Id. at 118. I cannot fairly distinguish these circumstances from those in the case at hand. In my view, the many claimants who relied on the tolling of the statute of limitations (despite the suit contesting the statute’s validity) are in no different position than the many candidates who relied on the repeal of the campaign contribution limits.1
Finally, it seems to me that the majority’s remedy for determining whether retroactive application would work an injustice is itself unworkable. To assign this problem to the Ethics Commission for a case-by-case analysis of the injustice to each candidate will present a monumental task that likely is well beyond the re-
*157sources of the Commission. As I understand the majority ruling, the Ethics Commission is now charged with investigating and prosecuting claims for refunds against scores of candidates who collected over-limit contributions and then determining whether an injustice would result by requiring refunds of the contributions. I see no practical way to accommodate that procedure during the current election cycle, especially considering the many appeals to the court system that are sure to follow. In addition, it will be a further injustice to the candidates themselves who will have to go to the additional time, expense, and trouble to defend themselves, and to do so in many instances where there is no other candidate against whom to weigh the so-called relative injustices. The better course was taken in Cardinal Glennon and in Sumners, the very two cases cited by the majority in support of its position that there must be an evaluation of the injustice to non-parties caused by the retrospective operation of a decision. In both of those cases, this Court applied the holdings prospectively to all persons potentially affected, Cardinal Glennon, 583 S.W.2d at 118; Sumners v. Sumners, 701 S.W.2d 720, 722-25 (Mo. banc 1985), and there was no effort to determine who had notice of the pending suit and who did not, nor to conduct a case-by-case analysis with independent fact finders to evaluate the relative injustices. The same approach should be made here. See also In re Extension of Boundaries of Glaize Creek Sewer Dist. of Jefferson County, 574 S.W.2d 357, 364-65 (Mo. banc 1978) (giving prospective application to all persons and entities potentially affected by decision invalidating statute pertaining to annexation of sewer districts because of injustice to those who relied on the statute); Abernathy v. Sisters of St. Mary’s, 446 S.W.2d 599, 606 (Mo.1969) (giving prospective application to all persons potentially affected by decision eliminating doctrine of charitable immunity because of injustice to those who relied on prior decisions).

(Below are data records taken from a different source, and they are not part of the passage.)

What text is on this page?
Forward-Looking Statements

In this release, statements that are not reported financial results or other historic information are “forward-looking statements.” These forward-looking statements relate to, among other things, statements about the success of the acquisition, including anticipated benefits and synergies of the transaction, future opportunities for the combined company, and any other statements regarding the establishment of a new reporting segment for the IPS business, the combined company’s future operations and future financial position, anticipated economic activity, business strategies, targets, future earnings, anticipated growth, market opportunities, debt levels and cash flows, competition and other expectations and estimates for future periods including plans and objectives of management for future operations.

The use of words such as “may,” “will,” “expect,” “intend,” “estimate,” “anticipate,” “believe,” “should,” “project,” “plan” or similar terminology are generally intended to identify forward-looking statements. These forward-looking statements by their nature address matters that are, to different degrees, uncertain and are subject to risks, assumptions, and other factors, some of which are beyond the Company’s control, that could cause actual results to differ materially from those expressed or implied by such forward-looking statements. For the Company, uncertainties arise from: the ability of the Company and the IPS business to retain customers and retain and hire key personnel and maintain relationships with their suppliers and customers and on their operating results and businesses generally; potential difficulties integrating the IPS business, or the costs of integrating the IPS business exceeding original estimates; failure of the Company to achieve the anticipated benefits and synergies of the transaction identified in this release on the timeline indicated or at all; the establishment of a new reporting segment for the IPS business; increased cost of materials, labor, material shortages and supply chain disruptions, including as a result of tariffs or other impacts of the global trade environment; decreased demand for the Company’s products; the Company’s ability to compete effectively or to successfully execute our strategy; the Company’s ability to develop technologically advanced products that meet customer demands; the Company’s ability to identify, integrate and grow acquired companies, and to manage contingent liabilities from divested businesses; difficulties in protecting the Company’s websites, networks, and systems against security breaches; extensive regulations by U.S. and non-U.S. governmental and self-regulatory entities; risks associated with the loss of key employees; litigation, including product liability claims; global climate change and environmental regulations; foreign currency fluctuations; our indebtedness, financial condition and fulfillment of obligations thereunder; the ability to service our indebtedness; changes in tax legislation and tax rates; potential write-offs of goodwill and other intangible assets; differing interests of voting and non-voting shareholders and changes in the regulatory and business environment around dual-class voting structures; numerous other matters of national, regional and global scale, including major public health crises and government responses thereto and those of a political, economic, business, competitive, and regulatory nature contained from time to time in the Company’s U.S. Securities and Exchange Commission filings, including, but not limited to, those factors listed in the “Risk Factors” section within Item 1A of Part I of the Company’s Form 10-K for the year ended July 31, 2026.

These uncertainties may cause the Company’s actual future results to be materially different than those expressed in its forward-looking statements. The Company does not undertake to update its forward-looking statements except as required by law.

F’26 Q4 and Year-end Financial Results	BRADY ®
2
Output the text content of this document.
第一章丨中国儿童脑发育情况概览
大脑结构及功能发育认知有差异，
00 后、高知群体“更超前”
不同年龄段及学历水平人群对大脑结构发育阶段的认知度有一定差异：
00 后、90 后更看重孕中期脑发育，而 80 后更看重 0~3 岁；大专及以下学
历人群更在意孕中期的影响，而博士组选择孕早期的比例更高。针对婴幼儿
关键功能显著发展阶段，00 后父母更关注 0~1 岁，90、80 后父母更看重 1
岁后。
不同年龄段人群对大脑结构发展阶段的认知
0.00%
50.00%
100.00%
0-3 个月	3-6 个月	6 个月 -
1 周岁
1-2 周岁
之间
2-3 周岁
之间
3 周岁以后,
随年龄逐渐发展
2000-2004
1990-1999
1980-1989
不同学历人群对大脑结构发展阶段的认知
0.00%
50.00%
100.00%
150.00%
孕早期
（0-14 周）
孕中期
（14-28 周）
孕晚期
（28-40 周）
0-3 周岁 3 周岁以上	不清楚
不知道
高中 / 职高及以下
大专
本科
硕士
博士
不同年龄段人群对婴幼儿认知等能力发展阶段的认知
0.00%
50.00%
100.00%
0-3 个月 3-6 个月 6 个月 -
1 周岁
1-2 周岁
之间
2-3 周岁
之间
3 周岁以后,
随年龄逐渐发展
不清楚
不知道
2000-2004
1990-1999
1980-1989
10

For these reasons, I would hold that the decision invalidating the repeal of the campaign contribution limits should be applied prospectively from the date of the decision — July 19, 2007.

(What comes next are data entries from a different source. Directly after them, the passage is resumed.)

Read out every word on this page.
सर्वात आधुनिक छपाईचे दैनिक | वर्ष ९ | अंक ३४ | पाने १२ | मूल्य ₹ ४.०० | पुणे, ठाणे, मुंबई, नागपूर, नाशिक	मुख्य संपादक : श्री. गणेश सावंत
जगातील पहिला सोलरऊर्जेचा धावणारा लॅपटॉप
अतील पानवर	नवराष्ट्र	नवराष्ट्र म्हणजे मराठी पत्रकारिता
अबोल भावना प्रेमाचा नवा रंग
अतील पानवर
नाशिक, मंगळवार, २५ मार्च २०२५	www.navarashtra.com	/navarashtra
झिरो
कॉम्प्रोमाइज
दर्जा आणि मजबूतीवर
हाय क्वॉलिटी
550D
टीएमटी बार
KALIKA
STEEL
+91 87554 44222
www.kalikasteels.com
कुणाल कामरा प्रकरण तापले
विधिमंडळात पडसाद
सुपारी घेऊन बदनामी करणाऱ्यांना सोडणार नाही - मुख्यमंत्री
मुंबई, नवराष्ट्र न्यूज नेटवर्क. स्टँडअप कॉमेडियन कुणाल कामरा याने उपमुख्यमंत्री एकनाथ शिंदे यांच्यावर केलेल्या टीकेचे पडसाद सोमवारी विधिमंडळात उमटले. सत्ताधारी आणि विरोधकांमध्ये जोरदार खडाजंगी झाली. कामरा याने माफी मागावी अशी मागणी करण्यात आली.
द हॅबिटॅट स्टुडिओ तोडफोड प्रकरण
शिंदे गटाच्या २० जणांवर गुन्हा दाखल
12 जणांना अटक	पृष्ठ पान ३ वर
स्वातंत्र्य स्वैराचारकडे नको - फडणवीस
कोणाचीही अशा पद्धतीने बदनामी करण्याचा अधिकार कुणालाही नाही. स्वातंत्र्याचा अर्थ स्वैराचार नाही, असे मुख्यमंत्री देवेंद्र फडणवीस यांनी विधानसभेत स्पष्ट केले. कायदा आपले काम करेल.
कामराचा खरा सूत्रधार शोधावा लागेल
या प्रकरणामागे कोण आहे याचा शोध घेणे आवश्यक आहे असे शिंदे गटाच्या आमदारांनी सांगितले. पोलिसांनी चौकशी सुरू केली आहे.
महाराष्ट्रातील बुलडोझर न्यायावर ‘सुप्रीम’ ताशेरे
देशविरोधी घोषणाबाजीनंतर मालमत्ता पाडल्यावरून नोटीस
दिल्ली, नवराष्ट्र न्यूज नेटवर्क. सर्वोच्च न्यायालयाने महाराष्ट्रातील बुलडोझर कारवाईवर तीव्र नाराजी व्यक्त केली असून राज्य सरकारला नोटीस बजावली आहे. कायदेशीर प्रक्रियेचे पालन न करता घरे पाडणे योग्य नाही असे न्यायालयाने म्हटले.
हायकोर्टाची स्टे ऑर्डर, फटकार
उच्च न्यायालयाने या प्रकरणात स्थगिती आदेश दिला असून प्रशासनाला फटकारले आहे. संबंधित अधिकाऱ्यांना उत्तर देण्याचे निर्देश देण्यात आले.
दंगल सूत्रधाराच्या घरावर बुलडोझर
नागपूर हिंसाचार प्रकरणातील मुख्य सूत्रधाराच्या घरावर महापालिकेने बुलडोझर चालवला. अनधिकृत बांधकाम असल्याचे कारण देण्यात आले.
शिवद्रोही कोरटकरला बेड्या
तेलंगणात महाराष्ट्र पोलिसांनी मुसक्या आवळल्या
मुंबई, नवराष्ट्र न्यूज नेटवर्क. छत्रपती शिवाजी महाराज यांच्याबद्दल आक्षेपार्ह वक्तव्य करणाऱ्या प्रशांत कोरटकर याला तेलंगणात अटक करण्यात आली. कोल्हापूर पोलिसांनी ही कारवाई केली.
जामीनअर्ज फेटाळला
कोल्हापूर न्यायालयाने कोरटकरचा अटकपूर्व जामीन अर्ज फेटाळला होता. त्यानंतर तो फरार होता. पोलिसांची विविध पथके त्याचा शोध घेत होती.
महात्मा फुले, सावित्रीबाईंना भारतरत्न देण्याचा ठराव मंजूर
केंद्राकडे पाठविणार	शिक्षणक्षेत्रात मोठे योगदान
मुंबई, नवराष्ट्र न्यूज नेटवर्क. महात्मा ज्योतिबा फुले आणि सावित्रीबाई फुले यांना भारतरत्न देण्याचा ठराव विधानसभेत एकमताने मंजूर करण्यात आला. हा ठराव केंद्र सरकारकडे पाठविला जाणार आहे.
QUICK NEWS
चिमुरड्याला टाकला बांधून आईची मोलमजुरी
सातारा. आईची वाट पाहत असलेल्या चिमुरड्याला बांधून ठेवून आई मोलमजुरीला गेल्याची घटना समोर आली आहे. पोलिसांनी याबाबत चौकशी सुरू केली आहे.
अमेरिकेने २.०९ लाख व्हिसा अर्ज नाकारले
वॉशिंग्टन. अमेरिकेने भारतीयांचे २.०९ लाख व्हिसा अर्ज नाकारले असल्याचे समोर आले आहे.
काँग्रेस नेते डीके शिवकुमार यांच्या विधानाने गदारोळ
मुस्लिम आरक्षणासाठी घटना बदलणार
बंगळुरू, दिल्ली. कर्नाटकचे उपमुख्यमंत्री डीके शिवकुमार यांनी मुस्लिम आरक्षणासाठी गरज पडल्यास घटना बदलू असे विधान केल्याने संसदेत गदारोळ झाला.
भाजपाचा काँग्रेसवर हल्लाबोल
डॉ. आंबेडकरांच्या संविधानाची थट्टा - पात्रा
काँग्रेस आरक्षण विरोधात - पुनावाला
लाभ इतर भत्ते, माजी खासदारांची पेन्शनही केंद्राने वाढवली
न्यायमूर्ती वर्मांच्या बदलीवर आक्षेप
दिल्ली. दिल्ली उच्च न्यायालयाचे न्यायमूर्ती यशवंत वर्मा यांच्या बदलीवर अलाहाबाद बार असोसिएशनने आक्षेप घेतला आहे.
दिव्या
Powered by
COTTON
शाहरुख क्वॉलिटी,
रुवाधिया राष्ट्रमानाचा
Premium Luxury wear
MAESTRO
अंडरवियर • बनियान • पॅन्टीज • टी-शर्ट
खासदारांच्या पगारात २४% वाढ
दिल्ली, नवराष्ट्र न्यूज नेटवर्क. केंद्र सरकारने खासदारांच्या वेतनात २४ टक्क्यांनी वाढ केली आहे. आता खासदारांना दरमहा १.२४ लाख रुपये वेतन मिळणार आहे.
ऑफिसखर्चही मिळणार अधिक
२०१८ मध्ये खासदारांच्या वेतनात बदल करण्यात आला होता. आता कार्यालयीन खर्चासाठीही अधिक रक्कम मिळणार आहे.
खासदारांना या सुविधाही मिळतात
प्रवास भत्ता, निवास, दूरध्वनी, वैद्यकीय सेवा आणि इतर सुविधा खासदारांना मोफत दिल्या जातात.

. Although the majority discounts this holding because "the harm of retroactive application to all [claimants] was both uniform and readily ascertainable,” it overlooks the fact that there was a corresponding and equally uniform and readily ascertainable harm to the many health care providers whose absolute defense of the statute of limitations was taken away. Ironically, under the majority’s current analysis, the balancing of the uniform and readily ascertainable harms would have required the Cardinal Glennon Court to give retrospective effect to its decision.